Contracts vs. Purchase Orders
Many companies, particularly in the life sciences industry, rely on purchase orders and order confirmations, sometimes with terms and conditions appended, to conduct business. In fact, in our most recent survey of our defense panel conducted in 2018, 80% of defense panel respondents indicated that some or most of their life sciences clients relied solely on purchase orders to govern the relationships between themselves and their vendors. There is a misunderstanding in the industry that these documents sufficiently protect the parties by including terms important to them. Although such documents can be preferable to operating without any documentation, they are fraught with problems and a poor substitute for a contract governing an entire relationship. They become particularly problematic when the terms appended to the purchase order differ from those issued from the vendor in a receipt or confirmation. This scenario gives way to something called the “battle of the forms,” after which a contract is hobbled together—often judicially through litigation—from the various terms of the different forms. This process can be time-consuming and expensive to litigate and often yields a result that neither is satisfactory to either party nor reflects the subjective intent of the parties in their dealings.
Contracts for the sale of goods are generally governed by the Uniform Commercial Code (UCC) as it has been adopted by the particular state in which the contract is being litigated. The UCC addresses the “battle of the forms” in § 2-207, Additional Terms in Acceptance or Confirmation. This provision stipulates that any different or additional terms appearing in the “acceptance” or receipt will be deemed accepted and become part of the contract unless: the offer expressly limits acceptance to terms of the offer; the additional terms materially alter the agreement; or notification of objection to the additional terms has already been given or is given within a reasonable time after notice of the terms is received. This means that those including terms and conditions in their purchase orders would be wise to include among those terms an express statement that no additional terms will be deemed accepted except by express mutual consent of the parties in writing. Even this method, however, misses many of the benefits and protections of a contract of mutually agreed upon terms which governs not just one transaction but the entire relationship between the parties.
The absence of a contract leaves parties too vulnerable to cost and uncertainty.

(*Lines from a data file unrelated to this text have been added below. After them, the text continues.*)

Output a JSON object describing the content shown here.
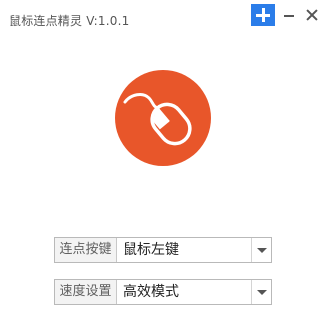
{
  "app": {
    "title": "鼠标连点精灵 V:1.0.1"
  },
  "window_controls": [
    "plus-icon",
    "minimize-icon",
    "close-icon"
  ],
  "logo": {
    "icon": "mouse-icon",
    "color": "#e8562a"
  },
  "settings": {
    "click_key": {
      "label": "连点按键",
      "value": "鼠标左键"
    },
    "speed": {
      "label": "速度设置",
      "value": "高效模式"
    }
  }
}
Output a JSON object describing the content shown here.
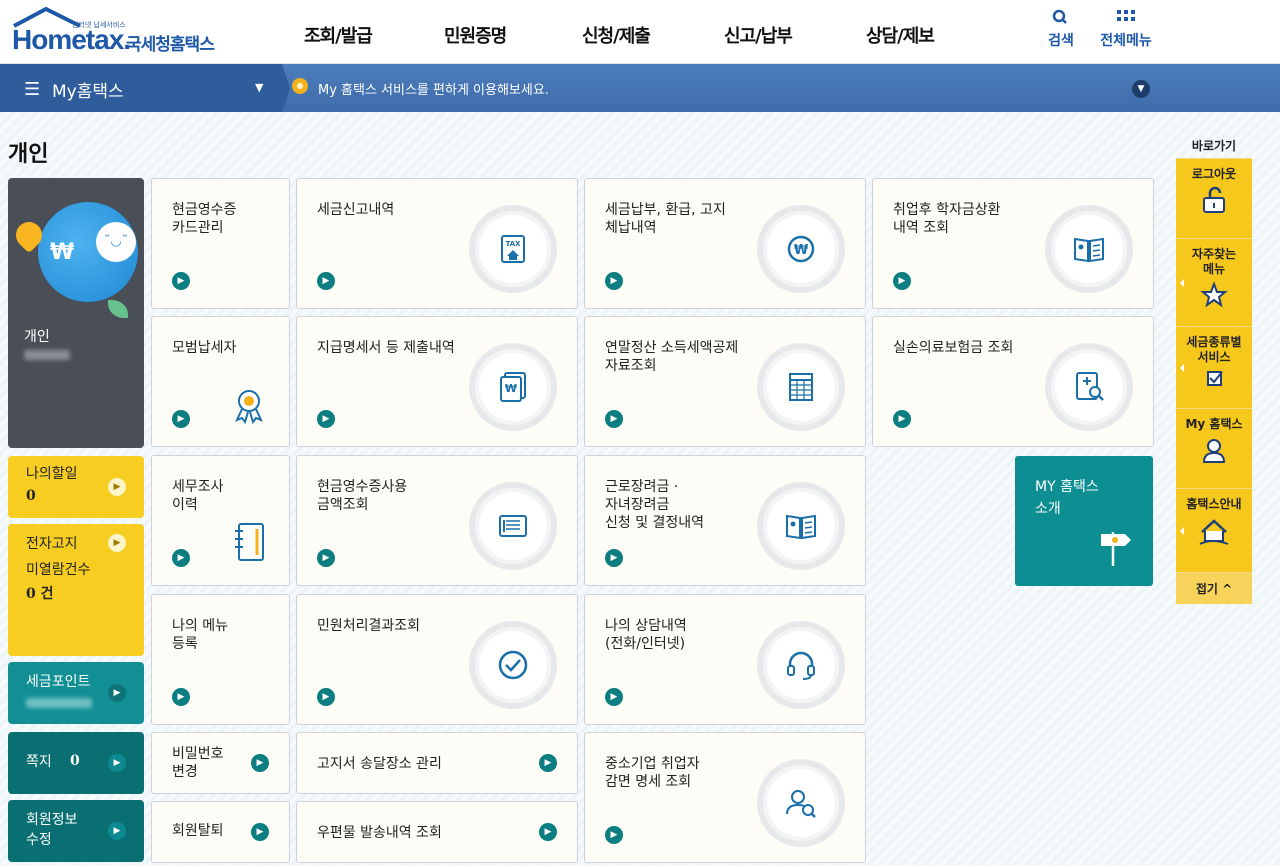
{
  "header": {
    "logo_small": "인터넷 납세서비스",
    "logo_text": "Hometax.",
    "logo_kr": "국세청홈택스",
    "nav": [
      "조회/발급",
      "민원증명",
      "신청/제출",
      "신고/납부",
      "상담/제보"
    ],
    "search_label": "검색",
    "menu_label": "전체메뉴"
  },
  "mybar": {
    "title": "My홈택스",
    "message": "My 홈택스 서비스를 편하게 이용해보세요."
  },
  "page": {
    "title": "개인",
    "profile_label": "개인"
  },
  "side": {
    "todo_label": "나의할일",
    "todo_count": "0",
    "enotice_line1": "전자고지",
    "enotice_line2": "미열람건수",
    "enotice_count": "0 건",
    "tax_point": "세금포인트",
    "note_label": "쪽지",
    "note_count": "0",
    "member_line1": "회원정보",
    "member_line2": "수정"
  },
  "cards": {
    "c1": "현금영수증\n카드관리",
    "c2": "세금신고내역",
    "c3": "세금납부, 환급, 고지\n체납내역",
    "c4": "취업후 학자금상환\n내역 조회",
    "c5": "모범납세자",
    "c6": "지급명세서 등 제출내역",
    "c7": "연말정산 소득세액공제\n자료조회",
    "c8": "실손의료보험금 조회",
    "c9": "세무조사\n이력",
    "c10": "현금영수증사용\n금액조회",
    "c11": "근로장려금 ·\n자녀장려금\n신청 및 결정내역",
    "c12": "나의 메뉴\n등록",
    "c13": "민원처리결과조회",
    "c14": "나의 상담내역\n(전화/인터넷)",
    "c15": "비밀번호\n변경",
    "c16": "고지서 송달장소 관리",
    "c17": "중소기업 취업자\n감면 명세 조회",
    "c18": "회원탈퇴",
    "c19": "우편물 발송내역 조회",
    "my": "MY 홈택스\n소개"
  },
  "quick": {
    "title": "바로가기",
    "items": [
      "로그아웃",
      "자주찾는\n메뉴",
      "세금종류별\n서비스",
      "My 홈택스",
      "홈택스안내"
    ],
    "fold": "접기 ^"
  },
  "colors": {
    "brand_blue": "#1e58a8",
    "yellow": "#f7cd22",
    "teal": "#128f95",
    "dark_teal": "#0a6f73"
  }
}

Conversely, contracts offer drug and device companies the opportunity to contemplate the details of a particular transaction or relationship and memorialize those details to the parties’ mutual satisfaction before a claim arises. In the event of a products liability lawsuit, contracts can and should assist in identifying the responsible party and obtaining the appropriate indemnification from that party.
In the next installment of our Risk Management 360 series, we’ll continue our discussion of contracts by looking term-by-term at the most important parts of a contract and considering what can be done with unfavorable terms from the other side.
1 Medmarc utilizes a panel of products liability defense counsel to represent our insureds in products liability suits alleging bodily injury or property damage as a result of use of their product. At regular intervals, we survey this panel to try to understand how the industry is doing as a whole, and ascertain any trends or anomalies in life sciences’ companies corporate practices, products liability preparedness, and overall operations.